Mais s’il est agréable de posséder une batterie de cuisine et des escabeaux qui représentent des figures de bêtes, il est plus agréable encore de devenir soi-même un animal. C’est une science à apprendre. Vivez quelque temps dans la retraite, administrez-vous de grands coups de poing sur le crâne, grattez-vous jusqu’au sang la poitrine et les bras, et, durant quatre mois, jeûnez et veillez. Vous voilà devenu médecin ou, ce qui revient au même, docteur en sorcellerie. Désormais vous comprenez toutes les langues qui se parlent dans les fourrés, dans les buissons, dans l’air et dans les eaux, et il ne tient’ qu’à vous de vous transformer en singe ou en jaguar. C’est à cela que se réduit le catéchisme des Bakaïris, et tels sont les récits qui charment leurs veillées, lorsque, leur journée faite, assemblés sur la place du village, ils s’accroupissent en rond pour fumer leurs longues cigarettes, dont ils avalent la fumée. Les Indiens du Brésil central offrent le singulier phénomène d’un peuple qui vit de l’agriculture et qui a gardé les mœurs, les habitudes, le tour d’esprit et d’imagination d’un chasseur. Pendant que ses femmes ensemencent les champs, son âme habite les bois et les rivières.

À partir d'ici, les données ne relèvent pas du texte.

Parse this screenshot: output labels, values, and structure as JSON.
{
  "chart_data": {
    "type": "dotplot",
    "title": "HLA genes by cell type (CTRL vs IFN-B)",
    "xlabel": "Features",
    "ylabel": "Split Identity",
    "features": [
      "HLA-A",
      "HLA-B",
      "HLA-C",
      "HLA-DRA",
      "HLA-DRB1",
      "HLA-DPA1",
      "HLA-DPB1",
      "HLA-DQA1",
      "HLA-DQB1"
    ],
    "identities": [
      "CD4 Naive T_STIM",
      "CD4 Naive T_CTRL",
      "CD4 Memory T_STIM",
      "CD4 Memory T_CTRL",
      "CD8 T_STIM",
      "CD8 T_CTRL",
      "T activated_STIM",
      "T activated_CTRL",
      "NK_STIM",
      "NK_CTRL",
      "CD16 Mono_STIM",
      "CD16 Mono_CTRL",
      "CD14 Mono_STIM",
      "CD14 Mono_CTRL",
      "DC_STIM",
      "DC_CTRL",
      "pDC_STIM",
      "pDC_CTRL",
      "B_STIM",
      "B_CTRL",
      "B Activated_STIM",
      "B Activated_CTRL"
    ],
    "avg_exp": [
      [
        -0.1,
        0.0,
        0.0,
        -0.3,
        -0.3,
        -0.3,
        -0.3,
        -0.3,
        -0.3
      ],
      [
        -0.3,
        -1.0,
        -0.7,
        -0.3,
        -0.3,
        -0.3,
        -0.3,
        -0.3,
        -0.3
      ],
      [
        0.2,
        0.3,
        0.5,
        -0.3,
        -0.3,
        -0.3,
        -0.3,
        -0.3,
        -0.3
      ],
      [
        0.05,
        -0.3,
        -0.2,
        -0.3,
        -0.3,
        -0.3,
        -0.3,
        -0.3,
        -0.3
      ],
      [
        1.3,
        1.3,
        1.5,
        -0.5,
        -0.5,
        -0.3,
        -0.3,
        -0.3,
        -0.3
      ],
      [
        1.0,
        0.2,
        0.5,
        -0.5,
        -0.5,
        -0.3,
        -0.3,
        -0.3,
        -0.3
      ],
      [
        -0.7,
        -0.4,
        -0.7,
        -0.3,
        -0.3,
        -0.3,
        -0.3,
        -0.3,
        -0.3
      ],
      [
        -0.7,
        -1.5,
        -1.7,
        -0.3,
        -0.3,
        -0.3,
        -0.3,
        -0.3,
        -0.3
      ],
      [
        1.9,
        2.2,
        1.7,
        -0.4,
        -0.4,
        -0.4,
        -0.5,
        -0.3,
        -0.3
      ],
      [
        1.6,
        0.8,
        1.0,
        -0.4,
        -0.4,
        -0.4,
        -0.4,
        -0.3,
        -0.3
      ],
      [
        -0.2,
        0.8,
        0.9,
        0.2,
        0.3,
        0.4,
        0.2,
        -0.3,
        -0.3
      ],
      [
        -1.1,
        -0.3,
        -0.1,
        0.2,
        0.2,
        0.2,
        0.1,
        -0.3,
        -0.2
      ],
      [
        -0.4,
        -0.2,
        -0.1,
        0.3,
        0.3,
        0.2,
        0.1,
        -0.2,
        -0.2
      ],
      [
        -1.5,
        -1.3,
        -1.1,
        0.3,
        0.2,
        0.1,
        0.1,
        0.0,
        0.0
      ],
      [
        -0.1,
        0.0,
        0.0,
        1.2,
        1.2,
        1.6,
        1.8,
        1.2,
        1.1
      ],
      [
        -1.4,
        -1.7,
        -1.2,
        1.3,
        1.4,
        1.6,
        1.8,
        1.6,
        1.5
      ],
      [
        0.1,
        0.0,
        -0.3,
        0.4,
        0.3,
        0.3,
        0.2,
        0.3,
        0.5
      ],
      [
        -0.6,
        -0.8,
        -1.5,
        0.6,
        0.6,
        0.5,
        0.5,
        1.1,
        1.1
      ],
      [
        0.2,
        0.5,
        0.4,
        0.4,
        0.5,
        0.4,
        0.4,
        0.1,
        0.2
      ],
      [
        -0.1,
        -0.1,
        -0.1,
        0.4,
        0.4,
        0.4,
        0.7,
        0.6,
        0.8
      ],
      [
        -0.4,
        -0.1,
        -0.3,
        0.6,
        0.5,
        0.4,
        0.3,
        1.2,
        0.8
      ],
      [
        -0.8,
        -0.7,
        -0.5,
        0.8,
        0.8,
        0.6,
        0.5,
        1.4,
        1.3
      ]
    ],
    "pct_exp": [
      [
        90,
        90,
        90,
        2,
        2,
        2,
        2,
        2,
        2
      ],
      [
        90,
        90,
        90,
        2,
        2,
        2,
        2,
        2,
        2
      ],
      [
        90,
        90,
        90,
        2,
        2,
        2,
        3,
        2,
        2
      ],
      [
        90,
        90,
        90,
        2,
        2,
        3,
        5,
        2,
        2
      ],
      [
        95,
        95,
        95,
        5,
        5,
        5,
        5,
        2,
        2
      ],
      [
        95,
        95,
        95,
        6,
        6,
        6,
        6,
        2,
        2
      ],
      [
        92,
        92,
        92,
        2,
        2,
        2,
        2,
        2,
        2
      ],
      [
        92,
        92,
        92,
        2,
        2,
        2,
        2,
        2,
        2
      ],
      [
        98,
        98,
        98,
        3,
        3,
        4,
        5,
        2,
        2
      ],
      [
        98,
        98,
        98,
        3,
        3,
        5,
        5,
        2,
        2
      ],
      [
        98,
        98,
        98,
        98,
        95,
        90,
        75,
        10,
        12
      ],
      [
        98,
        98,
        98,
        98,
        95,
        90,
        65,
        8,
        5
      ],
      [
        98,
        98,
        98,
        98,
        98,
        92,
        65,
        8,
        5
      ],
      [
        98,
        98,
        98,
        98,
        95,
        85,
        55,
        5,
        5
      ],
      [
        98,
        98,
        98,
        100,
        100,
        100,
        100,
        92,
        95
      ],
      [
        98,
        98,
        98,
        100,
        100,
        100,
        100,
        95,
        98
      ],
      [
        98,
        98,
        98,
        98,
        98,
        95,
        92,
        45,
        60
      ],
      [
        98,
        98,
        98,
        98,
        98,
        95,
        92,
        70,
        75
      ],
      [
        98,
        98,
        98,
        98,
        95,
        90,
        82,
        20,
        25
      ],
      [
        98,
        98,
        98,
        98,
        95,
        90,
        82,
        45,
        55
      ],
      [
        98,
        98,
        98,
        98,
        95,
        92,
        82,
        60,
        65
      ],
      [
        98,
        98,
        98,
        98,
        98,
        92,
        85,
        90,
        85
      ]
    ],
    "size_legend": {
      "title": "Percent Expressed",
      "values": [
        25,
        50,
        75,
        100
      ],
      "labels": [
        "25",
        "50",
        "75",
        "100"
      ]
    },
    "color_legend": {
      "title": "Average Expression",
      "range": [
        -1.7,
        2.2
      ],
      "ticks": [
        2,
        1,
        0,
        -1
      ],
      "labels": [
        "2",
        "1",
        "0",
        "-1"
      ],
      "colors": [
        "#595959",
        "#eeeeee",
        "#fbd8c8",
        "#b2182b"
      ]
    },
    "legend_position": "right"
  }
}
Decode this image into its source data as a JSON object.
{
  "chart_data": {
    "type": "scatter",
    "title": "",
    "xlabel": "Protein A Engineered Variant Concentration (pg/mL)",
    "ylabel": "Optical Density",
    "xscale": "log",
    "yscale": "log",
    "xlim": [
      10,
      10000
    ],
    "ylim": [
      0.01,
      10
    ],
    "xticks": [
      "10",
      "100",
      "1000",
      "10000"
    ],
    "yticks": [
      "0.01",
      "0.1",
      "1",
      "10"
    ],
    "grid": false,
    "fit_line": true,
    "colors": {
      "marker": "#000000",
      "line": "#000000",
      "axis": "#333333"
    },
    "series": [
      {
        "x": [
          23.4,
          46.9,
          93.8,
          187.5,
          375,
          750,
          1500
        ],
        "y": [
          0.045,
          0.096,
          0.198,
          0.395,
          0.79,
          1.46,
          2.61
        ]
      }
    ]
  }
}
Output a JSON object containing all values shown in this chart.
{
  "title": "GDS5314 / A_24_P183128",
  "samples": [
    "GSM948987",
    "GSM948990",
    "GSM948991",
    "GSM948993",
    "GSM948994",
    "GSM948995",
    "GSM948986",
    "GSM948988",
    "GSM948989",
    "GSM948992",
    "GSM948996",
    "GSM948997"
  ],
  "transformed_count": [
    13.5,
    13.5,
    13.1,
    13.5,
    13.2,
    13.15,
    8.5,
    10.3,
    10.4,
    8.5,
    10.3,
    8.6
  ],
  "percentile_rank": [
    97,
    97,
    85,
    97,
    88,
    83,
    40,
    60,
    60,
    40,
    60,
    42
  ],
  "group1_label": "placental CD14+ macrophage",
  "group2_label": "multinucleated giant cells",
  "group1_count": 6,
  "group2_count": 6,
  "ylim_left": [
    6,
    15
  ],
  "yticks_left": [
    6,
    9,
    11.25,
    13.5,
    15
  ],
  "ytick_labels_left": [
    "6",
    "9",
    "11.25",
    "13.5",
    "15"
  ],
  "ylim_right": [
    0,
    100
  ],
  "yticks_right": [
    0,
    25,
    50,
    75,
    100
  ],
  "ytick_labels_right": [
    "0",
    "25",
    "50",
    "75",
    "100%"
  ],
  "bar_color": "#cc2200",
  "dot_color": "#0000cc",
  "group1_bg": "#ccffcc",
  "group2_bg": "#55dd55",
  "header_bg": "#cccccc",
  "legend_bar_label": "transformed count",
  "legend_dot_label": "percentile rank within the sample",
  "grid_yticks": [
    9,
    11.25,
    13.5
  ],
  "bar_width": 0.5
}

Est-il heureux ? On se représente volontiers l’Indien comme un homme grave, sombre, silencieux. Interrogez le docteur allemand, il vous dira que ces hommes graves ont dans tous leurs villages une salle de spectacles, qu’on appelle la maison des {lûtes ; que ces hommes taciturnes répondent aux questions qu’on leur fait et qu’ils en ont souvent à faire ; que ces hommes sombres, qui ne connaissent pas les boissons fermentées, se laissent facilement égayer. Un jour qu’il exprimait aux femmes des Bakaïris le désir d’emporter leurs uluris à Berlin, elles s’empressèrent de les lui offrir en riant à gorge déployée de l’intérêt qu’il témoignait à cette partie de leur toilette intime.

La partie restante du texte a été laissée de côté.